Finding The Non-clinical Sweet Spot As A Physician
Your goal is to pinpoint the intersection of what you are good at, what you enjoy, and whether it will reward you enough.
Readers of this space by now know about the opportunities available to doctors looking for non-clinical careers or as a supplement to their medical practice. Examples include:
- Technical writing
- Science writing
- Publishing
- Broadcast journalism
- Venture capitalist
- Investment analyst
- Investment Banker
- Business Development professional
- Entrepreneur
- Consultant
- Regulatory Affairs Profession
- Patent Agent
- Clinical research scientist
- Technology Transfer professional
- Corporate communications
- Biomedical sales and marketing
- Executive search professional
- Policy Adminstrator
- Research Funding Administration
- Government Agency Administrator
- Business Information Services
- Accreditation surveyor
- Blogging
- Medical editor or reviewer
- Internet expert
- Medical social networking guru
Finding the right slot is a three step process designed to find the right fit.

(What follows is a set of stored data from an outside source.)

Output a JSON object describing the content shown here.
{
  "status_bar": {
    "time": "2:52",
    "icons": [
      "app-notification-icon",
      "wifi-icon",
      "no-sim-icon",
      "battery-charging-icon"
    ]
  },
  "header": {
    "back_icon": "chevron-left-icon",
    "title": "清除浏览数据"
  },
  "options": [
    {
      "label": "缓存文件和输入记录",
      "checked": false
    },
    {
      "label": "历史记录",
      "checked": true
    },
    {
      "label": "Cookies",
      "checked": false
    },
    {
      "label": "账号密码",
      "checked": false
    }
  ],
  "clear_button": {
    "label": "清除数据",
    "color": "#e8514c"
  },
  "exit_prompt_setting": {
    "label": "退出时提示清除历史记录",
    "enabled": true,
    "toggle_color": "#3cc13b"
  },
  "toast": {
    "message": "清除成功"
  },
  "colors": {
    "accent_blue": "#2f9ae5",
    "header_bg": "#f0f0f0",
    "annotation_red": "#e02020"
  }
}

Do a personal inventory and asset map
Take some time to figure out what makes you happy. Here's an exercise that might help. Go through your old family photos and pick one that shows you doing something with a smile on your face when you were 8 years old. Psychologists tell us those feelings persist, but might get buried as we go through life. Try to resurrect them.
Learn more about what you think might interest you
The second part is about doing research on the many opportunties and experimenting with low risk ways to try them. Don't think about being something. Focus on doing something. If you want to be a writer, write. If you want to be an investor, invest. In addition, use your networks and secondary resources to try to understand a "day in the life of ________".
Find the right fit
Finally, the third part is about finding the fit between what you like and do best and the opportunity to do it. Getting the experience requires persistence, continuous learning and changes to your schedule that will give you the time to practice you new art. After some time, figure out whether it make sense to continue or to move on to something else. Remember in medical school how you hated OB-GYN after 5 minutes on the labor and delivery deck? Or, maybe the thought of looking up someone's nose all day long didn't make sense? Move on. Unlike medical school, you can take as many rotations as you'd like to .
A best selling psychologist with an unpronounceable Polish name made his career describing "flow", that mental state of total focus, like a world-class golfer during a record breaking performance. Relax, keep your head down, your left arm straight, and enjoy the zone.